Un lampione tingeva di rosso l'orlo del lungo Senna ed i profili dei ponti si deformavan l'uno dopo l'altro, nella foschia; le piogge avevan ingrossato il fiume.
Il punto dove Javert s'era appoggiato era, come il lettore ricorderà, per l'appunto situato al disopra della rapida della Senna, a picco su quella terribile spirale di turbini, che si snoda e si riannoda, come una vite perpetua.

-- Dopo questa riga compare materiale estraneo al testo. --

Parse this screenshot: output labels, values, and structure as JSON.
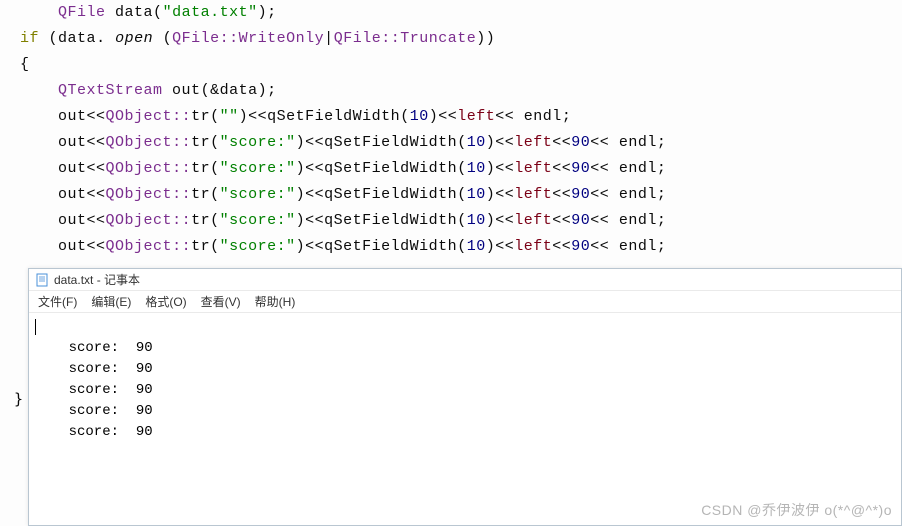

Javert chinò il capo e guardò. Tutto era buio; non si distingueva nulla. Si sentiva un rumore di schiuma, ma non si vedeva il fiume. Ogni tanto, in quella vertiginosa profondità, un bagliore serpeggiante appariva, poiché l'acqua ha codesta potenza, nell'oscurità più completa, di prender la luce chissà dove e cangiarla in colubro; poi il bagliore svaniva, e tutto ritornava indistinto. Pareva che laggiù s'aprisse l'immensità; non v'era acqua, là sotto, ma l'abisso. Il muro del lungo Senna, scosceso, confuso, in mezzo alla foschia, facile a perdersi di vista, faceva l'effetto d'una scarpata dell'abisso.

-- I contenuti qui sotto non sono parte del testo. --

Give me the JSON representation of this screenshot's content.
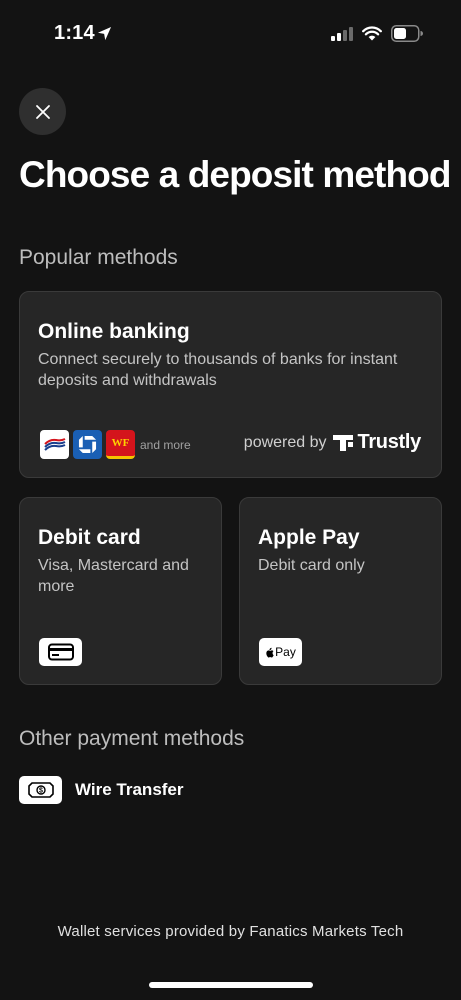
{
  "status_bar": {
    "time": "1:14",
    "icons": [
      "location-arrow-icon",
      "signal-icon",
      "wifi-icon",
      "battery-icon"
    ]
  },
  "header": {
    "close_icon": "close-icon",
    "title": "Choose a deposit method"
  },
  "popular": {
    "section_title": "Popular methods",
    "online_banking": {
      "title": "Online banking",
      "description": "Connect securely to thousands of banks for instant deposits and withdrawals",
      "banks": [
        "bank-of-america-logo",
        "chase-logo",
        "wells-fargo-logo"
      ],
      "wf_text": "WF",
      "and_more": "and more",
      "powered_by": "powered by",
      "provider": "Trustly"
    },
    "debit_card": {
      "title": "Debit card",
      "description": "Visa, Mastercard and more",
      "icon": "credit-card-icon"
    },
    "apple_pay": {
      "title": "Apple Pay",
      "description": "Debit card only",
      "badge_text": "Pay",
      "icon": "apple-pay-icon"
    }
  },
  "other": {
    "section_title": "Other payment methods",
    "wire_transfer": {
      "label": "Wire Transfer",
      "icon": "banknote-icon"
    }
  },
  "footer": {
    "text": "Wallet services provided by Fanatics Markets Tech"
  },
  "colors": {
    "background": "#131313",
    "card": "#262626",
    "card_border": "#3a3a3a",
    "muted_text": "#bdbdbd"
  }
}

Non si vedeva nulla, ma si sentiva il freddo ostile dell'acqua e l'odore scipito delle pietre umide; un ripugnante odore saliva da quell'abisso, e la crescita del fiume, più indovinata che scorta, il tragico bisbiglio dell'onda, l'enormità fosca degli archi del ponte, il pensiero della possibile caduta in quel vuoto sinistro, tutta quell'ombra erano pieni d'orrore.
Javert rimase alcuni minuti immobile, guardando quelle tenebre spalancate mentre osservava l'invisibile con una fissità che sembrava attenzione.